Может статься, что где-нибудь в многолюдном и хорошем обществе ты повстречаешь ловкача, которому захочется обыграть тебя в карты и который уверен, что ему это удастся, если ты только согласишься стать его партнёром. Поэтому положи себе за правило и неукоснительно этому правилу следуй: никогда не играть в мужской компании, а только со светскими дамами, и притом по низкой ставке, или же в обществе, где будут и мужчины, и дамы. Вместе с тем, если тебе предложат играть по более крупной ставке, нежели ты привык, не отказывайся от этого с серьёзным нравоучительным видом, не говори, что было бы безумием рисковать столь значительной для тебя суммой, сумей отказаться от этих приглашений весело и en badinant[18]. Скажи, что, может быть, и стал бы играть, если бы был уверен, что непременно проиграешь, но так как нельзя исключать возможности выигрыша, ты боишься l'embarras des richesses[19], с тех пор как видел, в сколь затруднительное положение был поставлен этим бедный Арлекин, и что ты поэтому твёрдо решил играть только так, чтобы за вечер никогда не выигрывать больше двух луидоров: юноше твоего возраста гораздо больше пристало, отказываясь от приглашений людей, пытающихся склонить его к пороку и сумасбродствам, не вступать с ними в серьёзные философские споры, а просто превратить всё в шутку; к тому же такой отказ всегда покажется более убедительным. Про молодого человека, лишённого собственной воли и делающего всё, что от него хотят, принято говорить, что он хороший парень, но вместе с тем все думают, что он просто набитый дурак. Действуй разумно, руководствуясь твёрдыми принципами и верными побуждениями, но храни и те, и другие втайне и никогда не пускайся в нравоучения. Когда тебя уговаривают выпить, скажи, что рад был бы поддержать компанию, но что ты настолько быстро пьянеешь и чувствуешь себя потом плохо, que le jeu ne vaut pas la chandelle[20].

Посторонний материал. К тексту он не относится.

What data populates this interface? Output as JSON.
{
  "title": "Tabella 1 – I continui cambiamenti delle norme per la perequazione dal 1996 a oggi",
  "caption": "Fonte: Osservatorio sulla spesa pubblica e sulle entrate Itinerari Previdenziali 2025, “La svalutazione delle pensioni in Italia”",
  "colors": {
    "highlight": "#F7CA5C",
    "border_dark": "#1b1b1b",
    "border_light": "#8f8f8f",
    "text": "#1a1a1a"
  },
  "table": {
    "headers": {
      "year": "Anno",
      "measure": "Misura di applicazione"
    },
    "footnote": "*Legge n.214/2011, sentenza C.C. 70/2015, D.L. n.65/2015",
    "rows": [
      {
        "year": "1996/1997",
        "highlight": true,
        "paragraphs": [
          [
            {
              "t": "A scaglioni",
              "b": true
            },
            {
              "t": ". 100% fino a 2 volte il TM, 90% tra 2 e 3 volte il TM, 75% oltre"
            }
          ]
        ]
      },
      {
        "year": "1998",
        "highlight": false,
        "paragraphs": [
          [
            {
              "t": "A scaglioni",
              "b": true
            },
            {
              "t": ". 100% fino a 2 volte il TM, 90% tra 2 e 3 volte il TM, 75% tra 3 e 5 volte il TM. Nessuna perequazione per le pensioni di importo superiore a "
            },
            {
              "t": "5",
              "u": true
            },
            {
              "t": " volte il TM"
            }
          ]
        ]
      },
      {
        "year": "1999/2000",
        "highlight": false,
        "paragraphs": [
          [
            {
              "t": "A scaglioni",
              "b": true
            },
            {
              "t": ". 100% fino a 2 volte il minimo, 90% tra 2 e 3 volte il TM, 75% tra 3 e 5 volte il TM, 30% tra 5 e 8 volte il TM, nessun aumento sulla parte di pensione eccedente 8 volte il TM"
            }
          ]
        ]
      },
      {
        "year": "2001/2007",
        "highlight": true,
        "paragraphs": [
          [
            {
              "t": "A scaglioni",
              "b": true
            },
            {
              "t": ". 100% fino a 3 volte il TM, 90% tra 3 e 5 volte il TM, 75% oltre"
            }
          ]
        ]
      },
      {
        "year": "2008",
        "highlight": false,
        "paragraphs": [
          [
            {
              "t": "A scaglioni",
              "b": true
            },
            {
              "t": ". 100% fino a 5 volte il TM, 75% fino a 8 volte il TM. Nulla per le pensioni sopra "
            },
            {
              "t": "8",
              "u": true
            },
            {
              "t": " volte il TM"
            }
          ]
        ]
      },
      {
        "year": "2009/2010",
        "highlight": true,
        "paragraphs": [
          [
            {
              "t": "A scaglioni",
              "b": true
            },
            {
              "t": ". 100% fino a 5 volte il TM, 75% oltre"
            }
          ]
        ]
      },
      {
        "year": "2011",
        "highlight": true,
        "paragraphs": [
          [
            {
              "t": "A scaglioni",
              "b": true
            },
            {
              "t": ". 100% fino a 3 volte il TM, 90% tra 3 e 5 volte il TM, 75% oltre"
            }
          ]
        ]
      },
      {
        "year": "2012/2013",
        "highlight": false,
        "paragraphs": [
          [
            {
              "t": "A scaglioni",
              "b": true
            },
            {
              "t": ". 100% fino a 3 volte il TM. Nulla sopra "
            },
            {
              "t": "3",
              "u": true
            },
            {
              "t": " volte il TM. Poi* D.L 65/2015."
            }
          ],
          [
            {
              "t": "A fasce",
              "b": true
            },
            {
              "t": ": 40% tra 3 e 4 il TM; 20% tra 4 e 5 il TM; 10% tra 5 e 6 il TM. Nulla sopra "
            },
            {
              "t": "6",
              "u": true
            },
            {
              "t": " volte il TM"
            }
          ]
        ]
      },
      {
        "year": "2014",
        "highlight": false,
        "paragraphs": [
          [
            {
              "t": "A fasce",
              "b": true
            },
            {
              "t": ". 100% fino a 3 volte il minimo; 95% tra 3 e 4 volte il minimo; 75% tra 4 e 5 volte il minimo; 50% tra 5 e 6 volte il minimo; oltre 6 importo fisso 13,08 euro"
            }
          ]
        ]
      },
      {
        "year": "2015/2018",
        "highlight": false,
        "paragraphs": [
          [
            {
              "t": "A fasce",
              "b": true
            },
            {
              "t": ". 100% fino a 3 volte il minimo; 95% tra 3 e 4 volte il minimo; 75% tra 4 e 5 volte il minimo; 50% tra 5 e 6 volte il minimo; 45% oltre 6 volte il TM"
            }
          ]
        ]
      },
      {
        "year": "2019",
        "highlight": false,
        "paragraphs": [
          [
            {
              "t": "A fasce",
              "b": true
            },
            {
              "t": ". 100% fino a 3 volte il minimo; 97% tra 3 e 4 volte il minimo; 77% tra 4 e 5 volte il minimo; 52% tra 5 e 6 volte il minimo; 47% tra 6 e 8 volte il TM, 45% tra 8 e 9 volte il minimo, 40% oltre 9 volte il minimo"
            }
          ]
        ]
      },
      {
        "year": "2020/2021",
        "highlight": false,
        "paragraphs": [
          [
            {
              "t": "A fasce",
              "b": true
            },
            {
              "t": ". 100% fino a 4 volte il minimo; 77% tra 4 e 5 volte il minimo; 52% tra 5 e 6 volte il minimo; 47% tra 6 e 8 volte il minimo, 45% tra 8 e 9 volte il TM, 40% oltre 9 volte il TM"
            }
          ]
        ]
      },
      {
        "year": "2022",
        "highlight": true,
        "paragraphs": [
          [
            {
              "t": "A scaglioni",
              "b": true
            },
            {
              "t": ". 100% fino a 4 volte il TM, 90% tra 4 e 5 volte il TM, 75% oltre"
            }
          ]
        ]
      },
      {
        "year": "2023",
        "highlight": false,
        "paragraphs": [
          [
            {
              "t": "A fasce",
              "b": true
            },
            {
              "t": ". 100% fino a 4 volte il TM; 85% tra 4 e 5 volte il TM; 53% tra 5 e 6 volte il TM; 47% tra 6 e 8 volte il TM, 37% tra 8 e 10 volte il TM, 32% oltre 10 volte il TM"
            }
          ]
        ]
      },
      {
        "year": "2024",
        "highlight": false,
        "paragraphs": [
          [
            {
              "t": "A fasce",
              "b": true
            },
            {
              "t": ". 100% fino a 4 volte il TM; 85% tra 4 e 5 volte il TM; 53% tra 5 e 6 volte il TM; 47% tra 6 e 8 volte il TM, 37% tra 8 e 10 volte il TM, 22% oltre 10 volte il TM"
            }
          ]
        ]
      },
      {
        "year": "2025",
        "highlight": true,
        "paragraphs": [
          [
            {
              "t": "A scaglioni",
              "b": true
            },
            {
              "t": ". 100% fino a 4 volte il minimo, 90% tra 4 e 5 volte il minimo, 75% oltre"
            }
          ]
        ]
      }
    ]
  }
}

Прошу тебя, окажи побольше внимания месье да ла Гериньеру и будь с ним полюбезнее: он на хорошем счету у принца Карла и у многих людей, принадлежащих к высшим кругам Парижа; его отзывы о тебе будут очень важны для твоей репутации в этом городе, не говоря уж о том, что его покровительство окажется полезным для тебя и в самой Академии. По причинам, которые я тебе уже излагал в моём последнем письме, мне хотелось бы, чтобы ты был interne[21] в Академии в течение первых шести месяцев, после чего, обещаю тебе, у тебя будет собственная квартира dans un hôtel garni[22], – если за это время я получу о тебе хорошие отзывы и ты будешь принят в лучших французских домах и сумеешь заслужить себе там уважение. Теперь тебе, слава богу, не нужно ничего, кроме привлекательной наружности, того завершающего всё лоска, той tournure du mande[23] и тех манер, которые так необходимы, чтобы украсить человека и дать возможность всем его достоинствам проявиться. Приобрести это можно только в изысканном обществе, а самое лучшее французское общество для этого более всего подходит. Тебе не придётся искать удобного случая: я пришлю тебе письма, которые введут тебя в самые высшие круги – не только beau monde[24], но также и beaux esprits[25]. Поэтому прошу тебя, посвяти весь этот год самому важному для тебя делу – завершению своего воспитания, и не позволяй себе отвлекаться от этой цели, предаваясь праздному распутству, потакая низким соблазнам и следуя дурным примерам. Кончится этот год – и можешь делать всё, что захочешь, – в твою жизнь я больше вмешиваться не стану. Я уверен, что оба мы, и ты и я, сможем быть тогда за неё спокойны. Прощай.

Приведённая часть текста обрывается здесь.